The important question now arises whether, since the protoplasm of animals is identical with that of vegetables, and the latter is the food of the former, any protoplasm whatever is vitalized by the animal as such. That this identity exists would seem satisfactorily established. Though the protoplasm of vegetables is inclosed within a cellulose bag, it is only a closely imprisoned rhizopod. In the Nitella, it shows all its characteristic irritability, and from Vaucheria it escapes to exhibit all its amoeboid movements. Spores swim about by cilia or flagella, and the cell-division of the one kingdom is the same as that of the other. In plants, however, protoplasm seems to be associated with chlorophyl, whose function was for a long time supposed to be to decompose carbon dioxide under the influence of sunlight. But Draper in 1843 showed that this decomposition took place before the chlorophyl was formed. Recent researches have shown that the function of chlorophyl is wholly protective. The assimilative power of the protoplasm reaches its maximum in the orange and yellow rays. Now, Bert has shown that the absorption band in the chlorophyl spectrum is in the exact position of this maximum. Hence, Gautier believes that this substance acts as a regulator of plant respiration, the greater or less amount of luminous energy thus absorbed and transformed being utilized by the protoplasm and stored up. Growth and cell-division, however, are independent of orange light and hence of chlorophyl. In the higher plants these functions are performed by a separate and deep-lying set of cells. But, in the lower, the same cell discharges both functions, assimilation going on in it during the day, and growth chiefly at night. Sachs had already proved that the maximum growth of plants takes place just before daylight, and the minimum in the afternoon. This retarding action of sunlight upon growth is as curious as it is unexpected. It now appears that in orange light plants assimilate—absorb carbon dioxide and evolve oxygen—but do not grow—are not heliotropic; while in blue light they are strongly heliotropic, but do not give off oxygen. Chlorophyl, however, is not confined to vegetables; infusoria, hydras, and certain planarian worms are green from the presence of this substance, and Geddes has shown that such animals placed in the sunlight give off a gas which is more than half oxygen. These cells, moreover, contain starch-granules.

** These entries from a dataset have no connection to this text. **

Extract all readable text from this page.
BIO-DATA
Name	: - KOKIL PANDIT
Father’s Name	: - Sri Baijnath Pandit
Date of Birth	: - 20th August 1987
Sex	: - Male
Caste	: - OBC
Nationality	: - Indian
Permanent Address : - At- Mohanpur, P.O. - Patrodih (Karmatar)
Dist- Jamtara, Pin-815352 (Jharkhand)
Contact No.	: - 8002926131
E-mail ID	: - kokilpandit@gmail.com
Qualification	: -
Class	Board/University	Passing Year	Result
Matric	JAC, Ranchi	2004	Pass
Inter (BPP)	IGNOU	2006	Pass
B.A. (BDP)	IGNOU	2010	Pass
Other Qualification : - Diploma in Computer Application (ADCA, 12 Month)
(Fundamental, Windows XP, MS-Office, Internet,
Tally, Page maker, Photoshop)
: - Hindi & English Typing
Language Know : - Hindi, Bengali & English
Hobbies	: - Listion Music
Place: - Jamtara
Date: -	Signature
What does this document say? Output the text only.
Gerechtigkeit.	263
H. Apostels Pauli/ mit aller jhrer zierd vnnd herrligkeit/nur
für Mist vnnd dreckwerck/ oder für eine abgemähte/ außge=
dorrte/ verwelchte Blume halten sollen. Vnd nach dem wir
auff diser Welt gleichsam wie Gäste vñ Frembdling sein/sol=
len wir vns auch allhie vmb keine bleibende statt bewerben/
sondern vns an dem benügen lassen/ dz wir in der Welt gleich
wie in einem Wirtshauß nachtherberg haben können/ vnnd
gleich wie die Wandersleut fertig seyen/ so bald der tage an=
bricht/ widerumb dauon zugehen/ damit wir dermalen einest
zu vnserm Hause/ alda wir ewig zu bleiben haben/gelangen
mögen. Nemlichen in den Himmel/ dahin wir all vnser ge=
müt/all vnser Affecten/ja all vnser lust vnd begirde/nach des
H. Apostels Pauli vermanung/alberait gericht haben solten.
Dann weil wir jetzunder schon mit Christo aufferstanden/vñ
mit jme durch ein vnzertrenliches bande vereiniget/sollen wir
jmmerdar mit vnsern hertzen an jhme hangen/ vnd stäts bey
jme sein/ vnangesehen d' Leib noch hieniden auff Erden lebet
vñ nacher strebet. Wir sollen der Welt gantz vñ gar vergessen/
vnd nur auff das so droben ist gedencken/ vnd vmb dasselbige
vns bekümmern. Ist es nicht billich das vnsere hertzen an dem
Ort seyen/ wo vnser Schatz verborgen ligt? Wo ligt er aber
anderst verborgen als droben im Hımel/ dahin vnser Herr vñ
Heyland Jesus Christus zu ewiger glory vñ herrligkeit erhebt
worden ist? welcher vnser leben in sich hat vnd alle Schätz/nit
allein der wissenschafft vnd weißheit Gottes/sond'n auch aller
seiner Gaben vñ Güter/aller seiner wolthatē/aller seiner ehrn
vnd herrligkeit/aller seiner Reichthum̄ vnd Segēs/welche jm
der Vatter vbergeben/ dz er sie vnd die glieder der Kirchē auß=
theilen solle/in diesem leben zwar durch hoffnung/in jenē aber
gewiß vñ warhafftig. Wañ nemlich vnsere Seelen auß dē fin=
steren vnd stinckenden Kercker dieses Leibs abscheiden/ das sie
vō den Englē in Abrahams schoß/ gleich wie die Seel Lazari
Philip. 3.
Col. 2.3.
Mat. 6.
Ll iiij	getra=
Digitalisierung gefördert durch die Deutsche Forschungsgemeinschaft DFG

A still more striking evidence of this intimate relationship has been developed by Darwin, in his researches upon insectivorous plants. Not only do these plants possess a mechanism for capturing insects, but they secrete a gastric juice which digests them. Nägeli has shown the presence of pepsin in yeast-cells, and attention has lately been called by Wurtz and others to the juice of the Carica papaya, which contains a pepsin-like substance capable of peptonizing fibrine completely. Moreover, there is the closest similarity between diastase and ptyaline; and the milk of the cow-tree, recently examined by Boussingault and found to resemble cream closely in composition, shows the presence of an emulsifying agent in the vegetable kingdom analogous to pancreatine in the animal.
Another most curious proof of the identity of animal and vegetable protoplasm has been given by Claude Bernard, who has shown that both are alike sensitive to the influence of anæsthetics. A sensitive plant exposed to ether no longer closed its leaflets when touched. Assimilation and growth, as well as germination, are arrested by chloroform. The yeast-plant when etherized no longer decomposes sugar to produce alcohol and carbon dioxide; while the inversive and non-vital ferment still acts to convert the cane-sugar into glucose; precisely as under these circumstances the diastasic ferment converts the starch of the seed into sugar. By arresting anæsthetically the process by which carbon dioxide is absorbed and oxygen evolved, the true respiratory process, being less affected, now appears; and Schützenberger has proved that the fresh cells of the yeast-plant breathe like an aquatic animal.
It would seem, then, that the protoplasmic life of animals is identical with that of plants; a certain measure of destructive metamorphosis taking place in each, evolving energy and producing carbon dioxide and water. When, however, this function is examined quantitatively, its maximum is seen to be reached in the animal. While the assimilative function characterizes the plant, the destructive function distinguishes the animal. Hence it is the function of the plant to store up energy to produce the highly complex protoplasm. This, consumed by the animal as his food, continues his existence as a living being, the energy gradually set free by its successive steps of retrogressive metamorphosis appearing as the work which he performs. If this view be correct, it would follow that every individual substance found in the animal—save only those which result from degradation—must be found in the plant upon which it feeds, and this is the fact. The myosine which Kühne has shown to be the distinctive proteid of muscle, Vines has found in the aleuron-grains of the lupine and the castor-oil plant, along with vitelline, the special proteid of the vitellus. The researches of Weyl and Bischoff have proved that gluten is formed in the dough of wheat-flour by the action of a ferment upon the globuline-substance or plant-myosine which it contains, precisely as Hammarsten has shown fibrine is produced in the action of a similar ferment upon fibrinogen. Not only this; Hoppe-Seyler has extracted from maize the identical substance which has been shown by Liebreich to be the essential chemical constituent of nerve-tissue, protagon.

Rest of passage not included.